Following Birds, Finding People: Discovering Iceland Through Birding

Following Birds, Finding People: Discovering Iceland Through Birding

Published April 14, 2026

Following Birds, Finding People: Discovering Iceland Through Birding
Photo by
Bjørn Penk

The first time I moved to Iceland, I arrived at night. Hitchhiking from the airport, I couldn’t see the land itself, only its outlines. Street lights, windows, and construction cranes described the topography in glowing fragments, but the colours of vegetation and the feel of the place were missing. Iceland existed as memory, images I had seen before travelling. My first real introduction came at 05:20 the next morning. 

Through the narrow gap of my slightly open bedroom window, I heard it: the unmistakable call of a Red-throated Diver. First came a mix of recognition and confusion. The call was familiar from home, but I was in an unfamiliar bed, in an unfamiliar cohabitation, in an unfamiliar country. Then the thought settled: a Red-throated Diver is a waterbird. There had to be water nearby. 

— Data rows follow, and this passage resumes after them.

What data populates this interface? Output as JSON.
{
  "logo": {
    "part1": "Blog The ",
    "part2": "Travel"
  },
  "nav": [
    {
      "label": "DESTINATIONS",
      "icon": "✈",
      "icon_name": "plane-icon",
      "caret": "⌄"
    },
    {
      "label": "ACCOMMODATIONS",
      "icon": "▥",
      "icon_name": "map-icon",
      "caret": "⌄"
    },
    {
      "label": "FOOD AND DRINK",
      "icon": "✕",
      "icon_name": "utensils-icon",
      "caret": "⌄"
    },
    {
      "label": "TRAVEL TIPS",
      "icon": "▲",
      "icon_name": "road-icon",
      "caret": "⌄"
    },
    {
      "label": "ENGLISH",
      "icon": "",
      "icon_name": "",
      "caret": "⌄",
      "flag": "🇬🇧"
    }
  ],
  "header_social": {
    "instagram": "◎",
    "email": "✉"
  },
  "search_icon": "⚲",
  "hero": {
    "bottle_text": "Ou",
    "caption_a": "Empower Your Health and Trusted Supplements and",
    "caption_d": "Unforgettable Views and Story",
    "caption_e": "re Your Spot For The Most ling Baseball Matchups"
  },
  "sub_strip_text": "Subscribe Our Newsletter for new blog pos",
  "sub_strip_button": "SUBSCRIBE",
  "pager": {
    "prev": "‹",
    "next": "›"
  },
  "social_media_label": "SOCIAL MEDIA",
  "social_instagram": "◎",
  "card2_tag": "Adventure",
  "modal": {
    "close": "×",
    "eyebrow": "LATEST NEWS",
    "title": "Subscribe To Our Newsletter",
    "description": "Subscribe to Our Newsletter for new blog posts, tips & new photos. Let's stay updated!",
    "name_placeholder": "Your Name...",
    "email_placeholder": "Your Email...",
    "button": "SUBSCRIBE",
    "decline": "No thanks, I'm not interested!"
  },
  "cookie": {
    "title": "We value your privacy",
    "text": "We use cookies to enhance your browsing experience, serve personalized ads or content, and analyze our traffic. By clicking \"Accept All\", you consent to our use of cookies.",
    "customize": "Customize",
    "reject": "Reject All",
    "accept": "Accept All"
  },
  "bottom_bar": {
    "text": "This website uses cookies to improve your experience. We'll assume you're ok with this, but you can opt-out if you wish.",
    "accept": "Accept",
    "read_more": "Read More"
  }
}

Later that morning, on my way downtown to meet other exchange students, I crossed a bridge. My map told me I was looking at Grafarvogur, just 200 metres from my window, as the crow (or diver) flies. A small dark shape rested on the water. Possibly my alarm clock. At that moment, Iceland became one bird less abstract. 

Interspecies guides

The following week, my world was small: the campuses of Listaháskóli Íslands (LHÍ) and Háskóli Íslands (HÍ), and the route between them. But birding expands even limited geography. On my first walk through Reykjavík, it wasn’t the buildings that oriented me; it was the soundscape of Tjörnin. Between a church, a parliament, and a theatre, I found Whooper Swans, Gadwalls, and Greater Scaup closer than I had ever experienced before.

“‘Welcome to Iceland,’ he said, as we watched the flock of incredibly rare birds. It felt accurate.”

Passing Þorfinnstjörn, Arctic Terns dive-bombed me – clear evidence of a nearby nest. Outside HÍ, European Golden-Plovers ran across the lawn, probing for worms. By a small shed in the harbour, a White Wagtail entertained bystanders, catching insects mid-flight. Outside the swimming pools, Redwings hopped around, slightly larger and darker than the ones I knew from home. Within days, the city began to organise itself not by streets, but by species. 

Welcome to Iceland

Birders tend to be quietly strategic when travelling abroad. Many of us keep a “dream list,” a mental inventory of species we hope to see. These lists come from field guides, but just as much from social media, where birders share sightings and fleeting encounters. It’s a global, loosely connected community where the barrier to interaction is low. You can ask a stranger about a bird and end up with a place to stay. 

Before moving, I had already made a few contacts in Iceland. So when a flock of American Cliff Swallows, firmly on my dream list, showed up in Reykjanesbær two weeks into my stay, things moved quickly. My internet friend Edward connected me with Simmi, who offered me a ride. As we drove across Reykjanes, Simmi pointed out landmarks and told stories, filling in the landscape I had only just begun to see. At the site, I met others I had only encountered online, including Yann. “Welcome to Iceland,” he said, as we watched the flock of incredibly rare birds. It felt accurate. 

Learning the patterns

Birding doesn’t just teach you where you are, it teaches you how a place works. Birds indicate environment and change. Certain species appear in certain places, at certain times, under certain conditions. When I arrived, it felt like noise. Then patterns emerged. Ruddy Turnstones returned to the same stretch of beach by Grótta. Gadwalls lingered in the vegetation at Vatnsmýrin until evening. Eastern winds could bring European Robins across the ocean, and when they arrived, Fossvogur cemetery became one of the best places to find them. Through these patterns, the unfamiliar became legible for me. 

The bird way in

The second time I moved to Iceland, it felt different. I was no longer arriving into abstraction, but returning to something partially known. The same landscapes were there, now layered with memory and recognition. I hitchhiked more. I asked more questions. I reported the birds I saw. Somewhere along the way, I began writing and making art, trying to understand not just where birds are, but what they make possible between people. Because birding, at its core, is a way of paying attention: to land, to weather, to movement, to details that are easy to pass by. 

I’m not claiming the answers are in the birds, or perhaps I am, but learning a place and its people is also about learning what isn’t spoken. Birding creates small openings for that: a shared vocabulary between strangers, a reason to switch languages mid-sentence, an excuse to knock on a door, join a walk, or follow someone’s directions to a windswept corner of the city. It is a practice that could just as easily welcome other newcomers as it has welcomed me. 

I arrived in Iceland in the dark. A bird showed me where the water was. I understood a little bit more.